Improving our Makefile

If you had tried to change your makefile, you may have noticed that the $< will only add the first file in the dependencies list of the rule. However now we have two files. One way to solve this is to use a variable in our Makefile to include all the source files you want to use. Something like this:

SRC= hello.c greet.c

hello1: $(SRC)
        ${CC} ${CFLAGS} -o $@ ${SRC}

This works but, unfortunately is not the best way to do it. I will leave the good Makefile for you to try or maybe for the comments, because there is still one thing we have to discuss and this post is already quite long.

Using C code on C++ application

You may have noted that I have skipped a couple of pre-processor commands in our greet.h file. I reserved those for the very end. Those lines are intended to merge C and C++ code. This is a bit difficult to explain, but I will try my best. I will get the Makefile out of the scene now so we focus on what is going on with the pre-processor.

First we will recompile our simple program using g++ instead of gcc.

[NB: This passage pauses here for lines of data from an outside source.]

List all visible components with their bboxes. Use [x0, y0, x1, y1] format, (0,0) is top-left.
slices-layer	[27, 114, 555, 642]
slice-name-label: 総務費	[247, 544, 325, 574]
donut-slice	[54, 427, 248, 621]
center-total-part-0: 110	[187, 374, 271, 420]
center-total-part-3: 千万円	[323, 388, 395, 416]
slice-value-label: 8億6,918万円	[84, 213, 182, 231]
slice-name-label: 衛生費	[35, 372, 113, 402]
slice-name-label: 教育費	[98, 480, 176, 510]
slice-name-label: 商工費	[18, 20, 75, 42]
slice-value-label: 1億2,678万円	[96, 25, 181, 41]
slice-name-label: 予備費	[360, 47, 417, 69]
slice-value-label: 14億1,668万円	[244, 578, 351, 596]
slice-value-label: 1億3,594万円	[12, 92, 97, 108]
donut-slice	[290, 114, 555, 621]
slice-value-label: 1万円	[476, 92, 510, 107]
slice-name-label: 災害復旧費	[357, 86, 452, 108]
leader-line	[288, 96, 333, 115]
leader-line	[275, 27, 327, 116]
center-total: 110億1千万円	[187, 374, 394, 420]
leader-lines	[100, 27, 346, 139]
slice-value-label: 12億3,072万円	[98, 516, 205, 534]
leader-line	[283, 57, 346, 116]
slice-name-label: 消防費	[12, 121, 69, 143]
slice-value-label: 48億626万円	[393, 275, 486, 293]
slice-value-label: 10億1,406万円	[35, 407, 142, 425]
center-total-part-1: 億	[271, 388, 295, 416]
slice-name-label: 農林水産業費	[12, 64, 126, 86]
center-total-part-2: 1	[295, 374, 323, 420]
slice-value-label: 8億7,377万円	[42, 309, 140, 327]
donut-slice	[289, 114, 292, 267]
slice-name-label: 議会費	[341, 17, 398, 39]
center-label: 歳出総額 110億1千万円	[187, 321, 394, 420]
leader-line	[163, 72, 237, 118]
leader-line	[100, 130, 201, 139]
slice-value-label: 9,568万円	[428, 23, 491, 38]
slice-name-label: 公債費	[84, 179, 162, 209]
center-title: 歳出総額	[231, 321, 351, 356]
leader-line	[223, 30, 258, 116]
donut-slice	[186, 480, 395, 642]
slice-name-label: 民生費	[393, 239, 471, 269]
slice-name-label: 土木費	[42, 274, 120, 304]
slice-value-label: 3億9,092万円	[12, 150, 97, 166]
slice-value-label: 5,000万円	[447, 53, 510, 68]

$ g++ -o hellocpp hello.c greet.c
$ nm hellocpp | grep greet
000000000040054d T greetings

We see that our function gets into the binary with the proper name greetings. Now, let’s remove the extra pre-processor lines from greet.h. It will look like this now:

#ifndef GREET_HEADER
#define GREET_HEADER

int greetings (const char *str);

#endif

And if we try to recompile our program:

$ g++ -o hellocpp hello.c greet.c
/tmp/ccENSxa4.o: In function `main':
hello.c:(.text+0x15): undefined reference to `greetings(char*)'
collect2: error: ld returned 1 exit status

The compiler cannot find the function now. Let’s see what is going on, just compiling the main program but without linking it to avoid the linking error:

$ g++ -c -o hellocpp.o hello.c
$ nm hellocpp.o | grep greet
                 U _Z9greetingsPKc

Yes, that is a pretty strange name for our greeting function. Those characters around our function name are named signatures, and this is the way, C++ provide parametric polymorphism among other things. In other words, this is why you can define methods in C++ with the same name, but different list of parameters. This is also the basics for the RTTI (Run-Time Type Identification) and other fancy things C++ can do.

We could talk a lot about this, its impact on the ABI issues with C++ from years and more… but I will not bother you with this now.

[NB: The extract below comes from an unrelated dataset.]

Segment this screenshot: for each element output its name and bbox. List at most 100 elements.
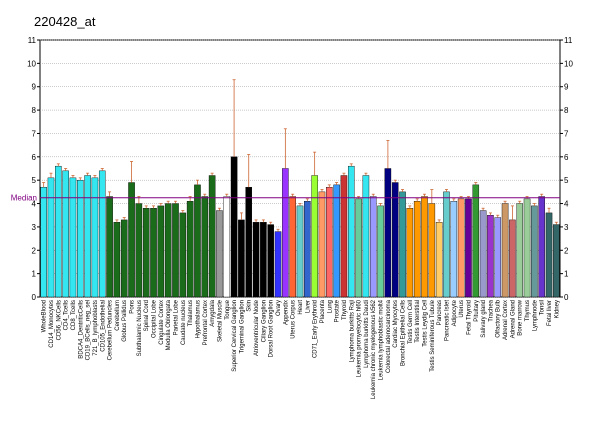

The missing preprocessor lines

I will reproduce here the relevant part of the header file for the reader’s convenience.

#ifdef __cplusplus
extern "C" {
#endif

int greetings (char *str);

#ifdef __cplusplus
}
#endif

The pre-processor lines above check if the __cplusplus macro is defined. This macro is defined by the C++ compiler precisely to allow this kind of definitions. This is the way, for a source code to know if it is being compiled by a C or by a C++ compiler. So, if we are using a C++ compiler, we will add the extern "C" string before the function prototype. This will tell the C++ compiler that the function has been written in C and no signature is needed to access it.

You may be wondering why you should care about this. Well, many important libraries in the system are written in C. When you code in C++ and you need to use that library, you will be facing this problem, if the library headers are not properly defined. So if you write some C code (sometimes this is the only way) and you want your C++ mates to use your code, you should add those lines to your header.

Conclusions

I would say this is the very basics to use make and split your code in different files. There are a lot of other things to learn from here, but I believe that from this point on you can do it yourself. Just RTFM.

https://www.gnu.org/software/make/manual/html_node/index.html#SEC_Contents

To finish as an example to show you that all this is pretty common, take a look for instance to the beginning of /usr/include/pcap/pcap.h.

Hack Fun!

Cromical · August 13, 2016, 8:54pm

Thanks for the tut! It was very helpful.

oaktree · August 13, 2016, 9:23pm

Great stuff. I’ll be implementing this soon in my bot project – no doubt.

EDIT: Done! Worked like a charm! Thanks @0x00pf.

0x00pf · August 14, 2016, 8:30am

Glad to hear it was useful!

system · January 21, 2018, 12:31am

This topic was automatically closed after 30 days. New replies are no longer allowed.